The law limits overtime to 50 percent of normal working hours per day, 30 hours per month, and 200 hours per year, but it provides for an exception in special cases, with a maximum of 300 overtime hours annually, subject to advance approval by the government after consultations with the VGCL and employer representatives.
The law provides for occupational safety and health standards, describes procedures for persons who are victims of labor accidents and occupational diseases, and delineates the responsibilities of organizations and individuals in the occupational safety and health fields. The law provides for the right of workers to remove themselves from situations that endanger health or safety without jeopardy to their employment.
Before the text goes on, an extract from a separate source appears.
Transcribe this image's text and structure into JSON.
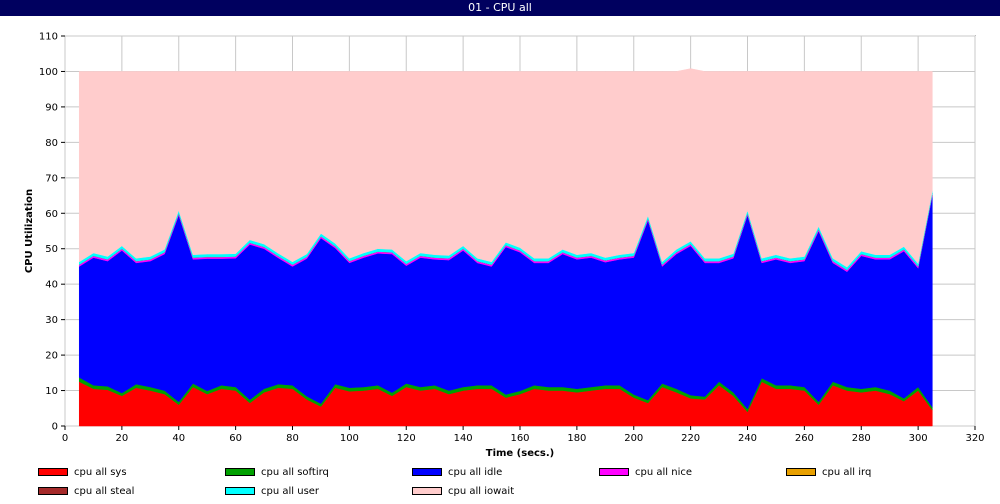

The law protects “labor subleasing,” a pattern of employment, and thus extends protection to part-time and domestic workers.
The Ministry of Labor is the principal labor authority, and it oversees the enforcement of labor law. The Labor Inspections Department is responsible for workplace inspections to confirm compliance with labor laws and occupational safety and health standards. Inspectors may use sanctions, fines, withdrawal of operating licenses or registrations, closures of enterprises, and mandatory training. Inspectors may take immediate measures where they have reason to believe there is an imminent and serious danger to the health or safety of workers, including temporarily suspending operations, although such measures were rare. The ministry acknowledged shortcomings in its labor inspection system and emphasized the number of labor inspectors countrywide was insufficient.
The government did not effectively enforce labor laws, particularly in the informal economy.
Credible reports, including from the ILO-IFC Better Work 2019 Annual Report, indicated factories exceeded legal overtime thresholds and did not meet legal requirements for rest days. The ILO-IFC report stated that, while a majority of factories in the program complied with the daily limit of four hours overtime, 77 percent still failed to meet monthly limits (30 hours) and 69 percent exceeded annual limits (300 hours). In addition, and due to the high prevalence of Sunday work, 40 percent of factories failed to provide at least four days of rest per month to all workers.
Migrant workers, including internal economic migrants, and uncontracted laborers were among the most vulnerable workers, and employers routinely subjected them to hazardous working conditions. Members of ethnic minority groups often worked in the informal economy and, according to the ILO, informal workers typically had low and irregular incomes, endured long working hours, and lacked protection by labor market institutions. Additionally, workers in the informal sector are only eligible to pay into a voluntary social insurance fund covering only retirement and survivors’ allowances. Workers in the formal sector and their employers contribute to a system that covers sickness, maternity, labor accidents, and occupational disease as well as retirement and survivors’ allowances.
On-the-job injuries due to poor health and safety conditions and inadequate employee training remained a problem. In 2018 the government reported 7,997 occupational accidents with 8,229 victims, including 972 fatal incidents with 1,038 deaths. Among the fatal incidents, 578 incidents involved contracted laborers, while 394 incidents involved uncontracted laborers.